Mannheim

Jazz im Quadrat Jordan Weiss Quartett begeistert Publikum auf den Kapuzinerplanken

Musik aus den „Goldenen Zwanzigern“

Archivartikel

Mannheim.In das Paris der 1920er Jahre zurückversetzt fühlten sich die Besucher von „Jazz im Quadrat“ auf den Kapuzinerplanken. Damals war eine Blütezeit von Kunst, Kultur und Wissenschaft. In den „Goldenen Zwanzigern“ änderte sich nicht nur die Mode. Auf vielen Gebieten herrschte Bewegung. In Europa entstand der Gypsy-Jazz, der erste in Europa praktizierte Jazzstil.

Er hat inzwischen längst weltweit Anerkennung gefunden, stellt aber immer noch in Europa die meisten praktizierenden Musiker und die größte Zuhörerschaft. Django Reinhardt war der erste Vertreter dieser Jazzrichtung, der Weltruhm erlangte. Und so war es nicht verwunderlich, dass bei wahrem Kaiserwetter auf den Kapuzinerplanken das Jordan Weiss Quartett die Saison der Jazzkonzerte mit einer Hommage an diesen Künstler eröffnete.

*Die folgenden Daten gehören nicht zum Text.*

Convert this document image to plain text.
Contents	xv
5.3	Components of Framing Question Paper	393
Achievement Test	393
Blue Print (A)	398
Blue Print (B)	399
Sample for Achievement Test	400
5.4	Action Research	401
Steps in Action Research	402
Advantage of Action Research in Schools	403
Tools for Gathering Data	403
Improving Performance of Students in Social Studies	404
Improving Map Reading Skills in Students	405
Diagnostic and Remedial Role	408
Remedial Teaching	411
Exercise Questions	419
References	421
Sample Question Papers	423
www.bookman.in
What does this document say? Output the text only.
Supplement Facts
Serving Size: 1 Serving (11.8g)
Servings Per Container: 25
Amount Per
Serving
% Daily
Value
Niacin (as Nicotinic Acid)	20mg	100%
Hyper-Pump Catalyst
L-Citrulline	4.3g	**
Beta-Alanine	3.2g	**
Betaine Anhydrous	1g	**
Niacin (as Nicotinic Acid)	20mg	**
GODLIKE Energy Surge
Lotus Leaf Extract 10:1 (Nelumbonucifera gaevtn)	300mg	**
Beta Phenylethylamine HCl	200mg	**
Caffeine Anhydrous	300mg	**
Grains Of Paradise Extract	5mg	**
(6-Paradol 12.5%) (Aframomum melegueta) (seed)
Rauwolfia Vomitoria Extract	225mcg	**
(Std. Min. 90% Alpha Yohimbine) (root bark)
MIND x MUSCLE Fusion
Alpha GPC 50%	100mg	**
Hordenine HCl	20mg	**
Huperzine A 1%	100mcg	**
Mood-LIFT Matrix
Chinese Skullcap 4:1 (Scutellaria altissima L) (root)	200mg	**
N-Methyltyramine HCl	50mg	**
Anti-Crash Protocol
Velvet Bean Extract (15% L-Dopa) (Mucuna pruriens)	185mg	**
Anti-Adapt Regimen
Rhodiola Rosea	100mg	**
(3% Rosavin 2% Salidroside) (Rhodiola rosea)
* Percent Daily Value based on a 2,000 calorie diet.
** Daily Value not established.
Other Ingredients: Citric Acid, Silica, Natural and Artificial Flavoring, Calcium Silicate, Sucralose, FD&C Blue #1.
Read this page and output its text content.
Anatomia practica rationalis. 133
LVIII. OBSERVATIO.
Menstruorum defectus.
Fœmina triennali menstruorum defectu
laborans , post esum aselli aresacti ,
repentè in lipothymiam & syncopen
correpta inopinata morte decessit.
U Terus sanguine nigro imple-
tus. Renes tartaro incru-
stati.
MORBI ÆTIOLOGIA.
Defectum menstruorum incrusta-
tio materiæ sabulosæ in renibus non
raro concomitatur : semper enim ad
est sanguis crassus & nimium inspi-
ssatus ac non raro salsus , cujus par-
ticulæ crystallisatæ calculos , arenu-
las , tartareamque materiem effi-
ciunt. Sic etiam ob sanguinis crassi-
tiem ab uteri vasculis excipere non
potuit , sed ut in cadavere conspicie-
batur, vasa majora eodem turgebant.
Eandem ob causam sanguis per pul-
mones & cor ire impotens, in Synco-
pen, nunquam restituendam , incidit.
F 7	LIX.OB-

Jordan Weiss selbst entstammt einer Familie, in der die meisten Mitglieder seit Generationen musizieren. An der Gitarre lässt er mit seinem Ensemble bewusst ursprünglichen Django-Reinhardt-Swing in der klassischen Besetzung Sologitarre, Geige, Rhythmusgitarre und Kontrabass aufleben. „Djangology“ „Oriental Shuffle“ „Solitude“ oder „Hungaria“ waren Beispiele, mit denen die Musiker Pariser Flair mit Leidenschaft und Herzenswärme auf die Freiluftbühne des „Mannheimer Morgen“ zauberten. Das hätte kaum besser zum daneben stattfindenden Französischen Markt passen können.

Einfach und eingängig

„Es ist eine einfache Musik, die wir originalgetreu, aber auch mit entsprechenden Improvisationen spielen“, hatte Herbert Hetzel, der Rhythmusgitarrist, angekündigt. Bei diesem Spiel blieben die Musiker bis zum Schluss, wenn auch die Reise sich bis in die 1950er Jahre fortsetzte und damit auch Stücke einschloss, die den eigentlichen Weltruhm des Ausnahmekünstlers Django Reinhardt begründeten, der am 23. Januar 1910 in Liberchies in der Nähe von Charleroi in Belgien, das Licht der Welt erblickte und am 16. Mai 1953 in Samois-sur-Seine bei Paris starb. Allein die Besetzung des Quartetts klingt schon wohlbekannt. So spielen neben Weiss (Sologitarre)und Hetzel auch Jenzi Winterstein-Reinhardt (Geige) und Bobeye Reinhardt (Kontrabass)mit, ein Enkel des in der Region bekannten Großneffen von Django, dem Geiger und Komponisten Schnuckenack Reinhardt.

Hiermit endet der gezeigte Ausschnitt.